Another one for the annals of “baffling eBay sales”:
BILL EVANS TRIO Waltz For Debby RIVERSIDE OJC-210LP VG++/VG+ s | eBay
It’s at $109 with almost 24 hours to go.
Granted it’s probably the most trusted record seller on eBay and the Bill Evans OJCs have been a hot commodity for a while now and often go for high prices.
BUT, it looks to be a 21st century OJC and therefore likely digital and typically not as sought after. The Discogs median for that pressing is around $35.
Also, I had just been thinking that maybe the current Craft OJC releases might have already reduced the demand for the old OJCs somewhat; I won an auction for an original ‘85 OJC Waltz for Debby, in practically NM condition, for under $20 just a few weeks ago.
Just weirdness all around.
Don’t get me started on UA Blue Note reissues from the 70’s. Even ones without a RVG stamp are climbing in price. When I was hunting for a copy of Art Blakey’s Mosaic there was a seller selling a ‘78 White B reissue for $78 dollars and wouldn’t budge sub $64. At that rate I bought a Liberty Reissue for the same price. Just nuts.
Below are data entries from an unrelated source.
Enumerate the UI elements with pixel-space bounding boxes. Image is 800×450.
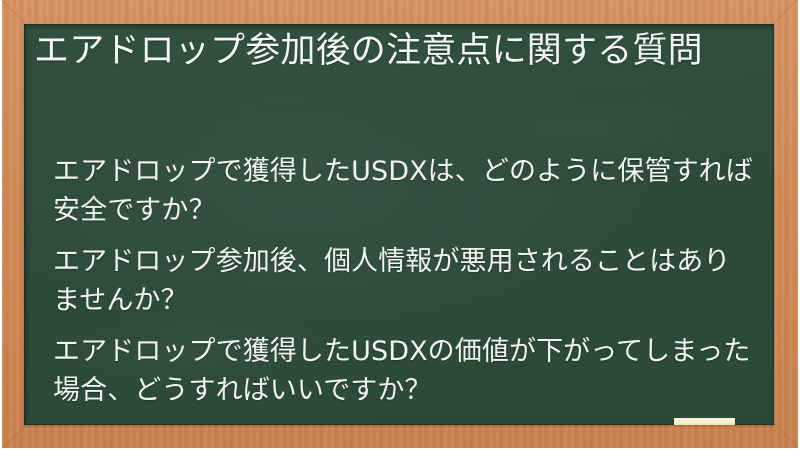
chalk-eraser <box>674 418 735 425</box>
slide-title: エアドロップ参加後の注意点に関する質問 <box>34 28 734 74</box>
question-item: エアドロップ参加後、個人情報が悪用されることはありませんか？ <box>53 242 753 320</box>
frame-corner-top-right <box>772 0 798 25</box>
frame-corner-bottom-right <box>773 422 799 448</box>
question-item: エアドロップで獲得したUSDXの価値が下がってしまった場合、どうすればいいですか… <box>53 332 753 410</box>
slide-canvas: エアドロップ参加後の注意点に関する質問 エアドロップで獲得したUSDXは、どのよ… <box>0 0 800 450</box>
frame-corner-top-left <box>1 0 27 26</box>
chalkboard-surface: エアドロップ参加後の注意点に関する質問 エアドロップで獲得したUSDXは、どのよ… <box>24 24 774 425</box>
question-item: エアドロップで獲得したUSDXは、どのように保管すれば安全ですか？ <box>53 152 753 230</box>
frame-corner-bottom-left <box>2 423 28 449</box>
question-list: エアドロップで獲得したUSDXは、どのように保管すれば安全ですか？ エアドロップ… <box>53 152 753 410</box>
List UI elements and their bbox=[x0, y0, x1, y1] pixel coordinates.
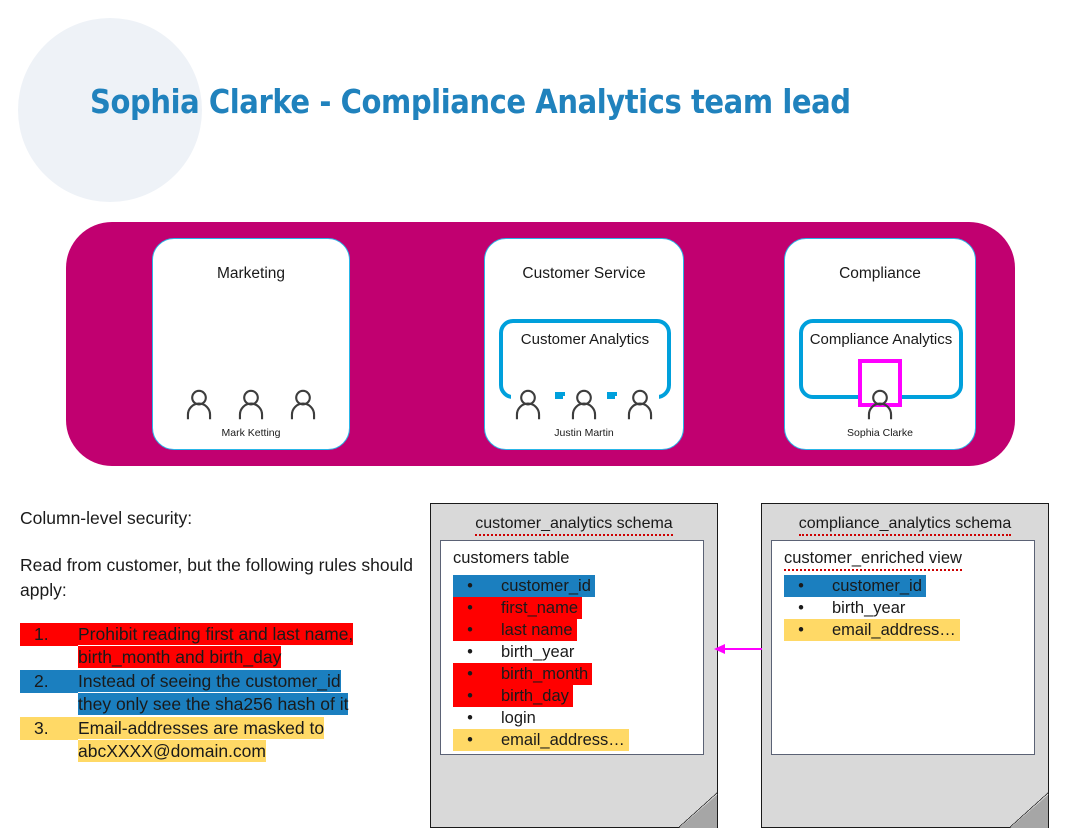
department-card-compliance[interactable]: Compliance Compliance Analytics Sophia C… bbox=[784, 238, 976, 450]
rule-line: abcXXXX@domain.com bbox=[78, 740, 266, 762]
column-name: email_address… bbox=[816, 619, 956, 641]
bullet-icon: • bbox=[455, 641, 485, 663]
rule-line: birth_month and birth_day bbox=[78, 646, 281, 668]
rule-item: 3. Email-addresses are masked to abcXXXX… bbox=[20, 717, 420, 763]
document-fold-edge bbox=[1009, 792, 1049, 828]
person-icon bbox=[623, 387, 657, 421]
rule-number: 1. bbox=[20, 623, 78, 646]
analytics-group-label: Customer Analytics bbox=[503, 330, 667, 350]
document-inner-panel: customers table •customer_id •first_name… bbox=[440, 540, 704, 755]
column-name: birth_year bbox=[485, 641, 574, 663]
rule-line: they only see the sha256 hash of it bbox=[78, 693, 348, 715]
column-row: •email_address… bbox=[784, 619, 960, 641]
connector-arrow bbox=[714, 644, 762, 654]
people-group bbox=[785, 387, 975, 421]
column-row: •customer_id bbox=[784, 575, 960, 597]
column-row: •email_address… bbox=[453, 729, 629, 751]
page-title: Sophia Clarke - Compliance Analytics tea… bbox=[90, 82, 851, 121]
rule-line: Instead of seeing the customer_id bbox=[78, 670, 341, 692]
rule-text: Instead of seeing the customer_id they o… bbox=[78, 670, 348, 715]
person-icon bbox=[182, 387, 216, 421]
column-row: •birth_day bbox=[453, 685, 629, 707]
department-card-customer-service[interactable]: Customer Service Customer Analytics Just… bbox=[484, 238, 684, 450]
person-icon bbox=[234, 387, 268, 421]
column-list: •customer_id •first_name •last name •bir… bbox=[453, 575, 629, 751]
column-list: •customer_id •birth_year •email_address… bbox=[784, 575, 960, 641]
bullet-icon: • bbox=[786, 575, 816, 597]
connector-shaft bbox=[722, 648, 762, 650]
people-group bbox=[485, 387, 683, 421]
people-group bbox=[153, 387, 349, 421]
column-row: •birth_year bbox=[453, 641, 629, 663]
rule-item: 1. Prohibit reading first and last name,… bbox=[20, 623, 420, 669]
schema-title: customer_analytics schema bbox=[430, 515, 718, 536]
column-name: customer_id bbox=[816, 575, 922, 597]
rule-number: 3. bbox=[20, 717, 78, 740]
department-title: Marketing bbox=[153, 265, 349, 283]
bullet-icon: • bbox=[786, 597, 816, 619]
bullet-icon: • bbox=[455, 685, 485, 707]
document-fold-edge bbox=[678, 792, 718, 828]
column-name: customer_id bbox=[485, 575, 591, 597]
bullet-icon: • bbox=[455, 575, 485, 597]
schema-title-text: compliance_analytics schema bbox=[799, 515, 1012, 536]
person-icon bbox=[567, 387, 601, 421]
department-person-name: Sophia Clarke bbox=[785, 427, 975, 439]
object-name: customers table bbox=[453, 549, 569, 568]
rule-number: 2. bbox=[20, 670, 78, 693]
person-icon bbox=[286, 387, 320, 421]
rule-text: Email-addresses are masked to abcXXXX@do… bbox=[78, 717, 324, 762]
org-structure-panel: Marketing Mark Ketting Customer Service … bbox=[66, 222, 1015, 466]
schema-document-compliance-analytics[interactable]: compliance_analytics schema customer_enr… bbox=[761, 503, 1049, 828]
notes-lead: Read from customer, but the following ru… bbox=[20, 553, 420, 603]
column-row: •birth_month bbox=[453, 663, 629, 685]
bullet-icon: • bbox=[786, 619, 816, 641]
column-row: •birth_year bbox=[784, 597, 960, 619]
column-name: first_name bbox=[485, 597, 578, 619]
person-icon bbox=[511, 387, 545, 421]
bullet-icon: • bbox=[455, 619, 485, 641]
bullet-icon: • bbox=[455, 663, 485, 685]
column-row: •first_name bbox=[453, 597, 629, 619]
notes-intro: Column-level security: bbox=[20, 506, 420, 531]
rule-text: Prohibit reading first and last name, bi… bbox=[78, 623, 353, 668]
notes-block: Column-level security: Read from custome… bbox=[20, 506, 420, 764]
schema-document-customer-analytics[interactable]: customer_analytics schema customers tabl… bbox=[430, 503, 718, 828]
analytics-group-label: Compliance Analytics bbox=[803, 330, 959, 350]
schema-title: compliance_analytics schema bbox=[761, 515, 1049, 536]
column-name: birth_day bbox=[485, 685, 569, 707]
department-card-marketing[interactable]: Marketing Mark Ketting bbox=[152, 238, 350, 450]
object-name: customer_enriched view bbox=[784, 549, 962, 571]
document-inner-panel: customer_enriched view •customer_id •bir… bbox=[771, 540, 1035, 755]
department-title: Customer Service bbox=[485, 265, 683, 283]
schema-title-text: customer_analytics schema bbox=[475, 515, 672, 536]
department-person-name: Justin Martin bbox=[485, 427, 683, 439]
rule-line: Email-addresses are masked to bbox=[78, 717, 324, 739]
column-row: •customer_id bbox=[453, 575, 629, 597]
column-row: •last name bbox=[453, 619, 629, 641]
arrowhead-icon bbox=[714, 644, 725, 654]
column-name: birth_month bbox=[485, 663, 588, 685]
rule-line: Prohibit reading first and last name, bbox=[78, 623, 353, 645]
column-name: birth_year bbox=[816, 597, 905, 619]
bullet-icon: • bbox=[455, 729, 485, 751]
bullet-icon: • bbox=[455, 707, 485, 729]
person-icon bbox=[863, 387, 897, 421]
rule-item: 2. Instead of seeing the customer_id the… bbox=[20, 670, 420, 716]
column-name: last name bbox=[485, 619, 573, 641]
column-name: login bbox=[485, 707, 536, 729]
column-row: •login bbox=[453, 707, 629, 729]
department-title: Compliance bbox=[785, 265, 975, 283]
bullet-icon: • bbox=[455, 597, 485, 619]
department-person-name: Mark Ketting bbox=[153, 427, 349, 439]
column-name: email_address… bbox=[485, 729, 625, 751]
rules-list: 1. Prohibit reading first and last name,… bbox=[20, 623, 420, 763]
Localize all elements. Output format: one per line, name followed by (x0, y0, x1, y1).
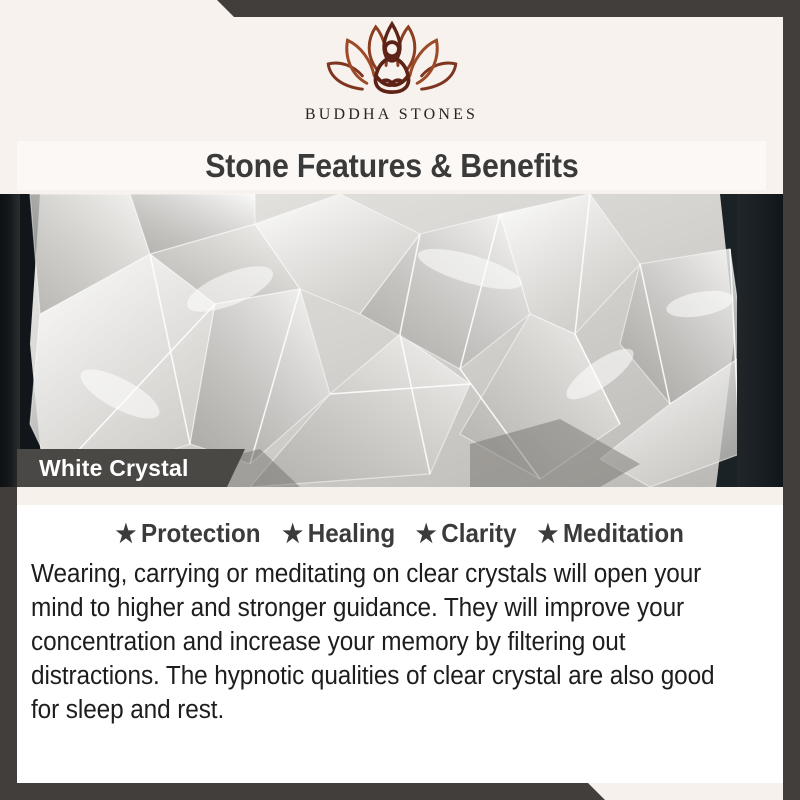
brand-wordmark: BUDDHA STONES (305, 106, 478, 124)
benefit-item-healing: ★ Healing (283, 518, 396, 549)
frame-right-bar (783, 17, 800, 800)
white-crystal-cluster-photo (0, 194, 800, 487)
benefit-item-clarity: ★ Clarity (416, 518, 517, 549)
benefit-label: Healing (308, 518, 395, 549)
photo-left-vignette (0, 194, 20, 487)
benefit-label: Protection (141, 518, 261, 549)
stone-name-tag: White Crystal (17, 449, 245, 487)
content-section: ★ Protection ★ Healing ★ Clarity ★ Medit… (17, 505, 783, 783)
benefit-item-protection: ★ Protection (116, 518, 261, 549)
star-icon: ★ (538, 519, 559, 549)
infographic-page: BUDDHA STONES Stone Features & Benefits (0, 0, 800, 800)
header-section: BUDDHA STONES Stone Features & Benefits (0, 0, 783, 194)
benefit-item-meditation: ★ Meditation (538, 518, 684, 549)
star-icon: ★ (416, 519, 437, 549)
star-icon: ★ (116, 519, 137, 549)
lotus-meditation-icon (317, 18, 467, 104)
star-icon: ★ (283, 519, 304, 549)
benefits-row: ★ Protection ★ Healing ★ Clarity ★ Medit… (17, 505, 783, 549)
benefit-label: Clarity (441, 518, 516, 549)
photo-right-vignette (737, 194, 783, 487)
description-text: Wearing, carrying or meditating on clear… (31, 558, 734, 728)
frame-bottom-bar (0, 783, 800, 800)
content-top-strip (17, 487, 783, 505)
stone-name-label: White Crystal (39, 455, 189, 482)
page-title-band: Stone Features & Benefits (17, 141, 766, 190)
benefit-label: Meditation (563, 518, 684, 549)
frame-left-bar (0, 487, 17, 783)
page-title: Stone Features & Benefits (205, 147, 578, 185)
brand-logo: BUDDHA STONES (0, 18, 783, 124)
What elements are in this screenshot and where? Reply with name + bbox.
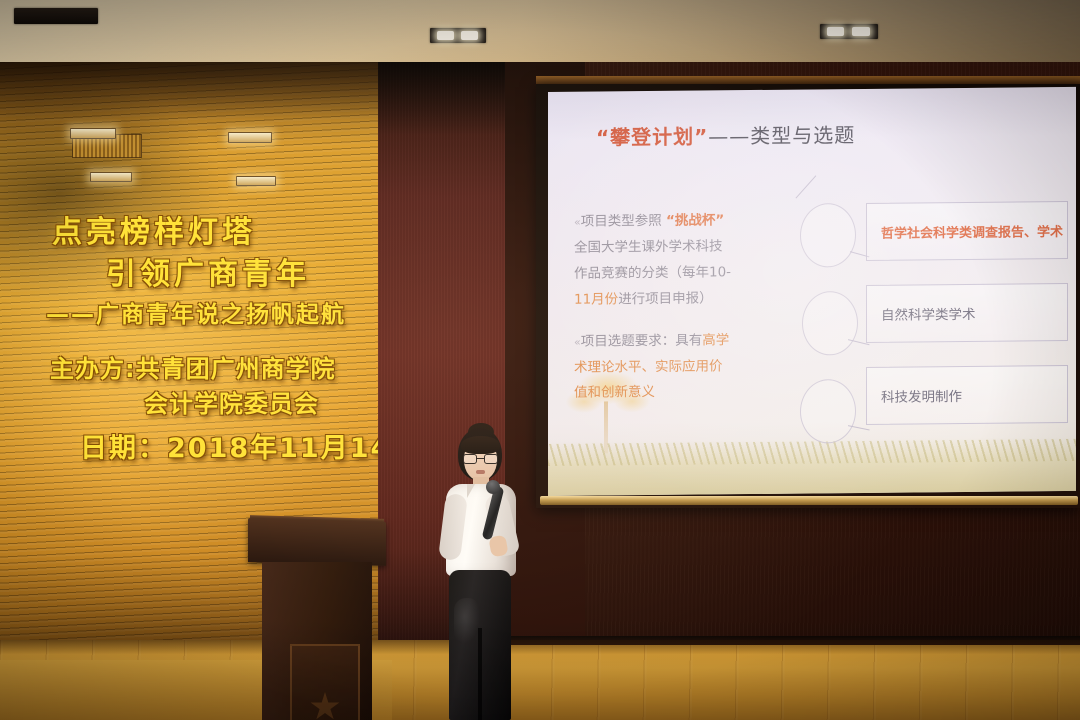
ceiling-light-fixture [820, 24, 878, 39]
slide-content: “攀登计划”——类型与选题 «项目类型参照 “挑战杯” 全国大学生课外学术科技 … [548, 87, 1076, 496]
p1-highlight: “挑战杯” [666, 212, 724, 229]
podium-front-panel [290, 644, 360, 720]
mouth [476, 470, 485, 474]
p1-line4-highlight: 11月份 [574, 291, 618, 307]
podium [248, 520, 386, 720]
light-bulb [827, 27, 844, 35]
hair-fringe [461, 436, 500, 454]
slide-title-rest: ——类型与选题 [708, 123, 855, 148]
slide-body-text: «项目类型参照 “挑战杯” 全国大学生课外学术科技 作品竞赛的分类（每年10- … [574, 208, 786, 407]
p1-lead: 项目类型参照 [581, 213, 662, 230]
wall-spot-light [70, 128, 116, 139]
auditorium-photo: 点亮榜样灯塔 引领广商青年 ——广商青年说之扬帆起航 主办方:共青团广州商学院 … [0, 0, 1080, 720]
fabric-highlight [454, 598, 480, 644]
poster-line-6: 日期：2018年11月14日 [24, 432, 384, 467]
slide-connector-line [795, 175, 816, 198]
slide-category-box: 自然科学类学术 [866, 283, 1068, 343]
slide-node-oval [800, 379, 856, 444]
glasses-bridge [477, 458, 484, 459]
light-bulb [461, 31, 478, 39]
light-bulb [437, 31, 454, 39]
p2-highlight-c: 值和创新意义 [574, 384, 655, 401]
podium-top [248, 518, 386, 566]
slide-node-oval [802, 291, 858, 356]
floor-shadow [0, 640, 1080, 720]
slide-category-label: 自然科学类学术 [881, 303, 976, 324]
slide-paragraph-1: «项目类型参照 “挑战杯” 全国大学生课外学术科技 作品竞赛的分类（每年10- … [574, 208, 786, 314]
slide-category-label: 科技发明制作 [881, 385, 962, 406]
glasses-lens-left [463, 454, 477, 464]
podium-body [262, 562, 372, 720]
slide-category-box: 科技发明制作 [866, 365, 1068, 425]
projection-screen: “攀登计划”——类型与选题 «项目类型参照 “挑战杯” 全国大学生课外学术科技 … [548, 87, 1076, 496]
wall-spot-light [228, 132, 272, 143]
bullet-icon: « [574, 335, 581, 348]
slide-paragraph-2: «项目选题要求：具有高学 术理论水平、实际应用价 值和创新意义 [574, 327, 786, 407]
poster-line-5: 会计学院委员会 [24, 389, 384, 420]
screen-bottom-trim [540, 496, 1078, 505]
slide-title: “攀登计划”——类型与选题 [596, 119, 855, 150]
glasses-icon [463, 454, 498, 464]
wall-spot-light [90, 172, 132, 182]
speaker [432, 428, 528, 720]
poster-line-1: 点亮榜样灯塔 [24, 214, 384, 252]
slide-category-box: 哲学社会科学类调查报告、学术 [866, 201, 1068, 261]
slide-node-column [798, 197, 860, 458]
p2-highlight-b: 术理论水平、实际应用价 [574, 358, 723, 375]
p1-line2: 全国大学生课外学术科技 [574, 238, 723, 255]
p1-line4-rest: 进行项目申报） [618, 290, 713, 307]
light-bulb [852, 27, 869, 35]
p1-line3: 作品竞赛的分类（每年10- [574, 264, 731, 282]
ceiling-shading [0, 0, 1080, 66]
p2-highlight-a: 高学 [702, 332, 729, 348]
ceiling-light-fixture [14, 8, 98, 24]
slide-node-oval [800, 203, 856, 268]
star-emblem-icon [310, 692, 340, 720]
trouser-leg-split [478, 628, 482, 720]
bullet-icon: « [574, 216, 581, 229]
poster-line-2: 引领广商青年 [24, 256, 384, 294]
slide-category-label: 哲学社会科学类调查报告、学术 [881, 221, 1063, 242]
slide-title-quoted: “攀登计划” [596, 124, 708, 149]
ceiling-light-fixture [430, 28, 486, 43]
wall-spot-light [236, 176, 276, 186]
glasses-lens-right [484, 454, 498, 464]
projected-poster-text: 点亮榜样灯塔 引领广商青年 ——广商青年说之扬帆起航 主办方:共青团广州商学院 … [24, 214, 384, 466]
p2-lead: 项目选题要求：具有 [581, 332, 703, 349]
poster-line-3: ——广商青年说之扬帆起航 [24, 301, 384, 330]
collar-left [467, 484, 481, 498]
wall-top-shadow [0, 62, 392, 120]
poster-line-4: 主办方:共青团广州商学院 [24, 354, 384, 385]
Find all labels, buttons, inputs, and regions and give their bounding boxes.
Anything semi-desirable is going to have these kind of inflated prices on Discogs or eBay buy it now, unless you get really lucky and happen to be searching just at the moment when some kind soul (or someone who doesn’t know better) puts something up for a bargain price. It does happen, but it’s more down to luck than anything else, since good deals don’t stay up for more than a few hours or a day maybe.
OTOH Ive done pretty well with eBay auctions the past couple years. Still not cheap by historical standards, but things can be found for good deals if you’re patient.
I know! Those 70’s Blue label represses used to be my bread and butters. They’re AAA and sound fantastic to my ears and 10-20x cheaper than originals. I think people are finally catching on to these great substitutes.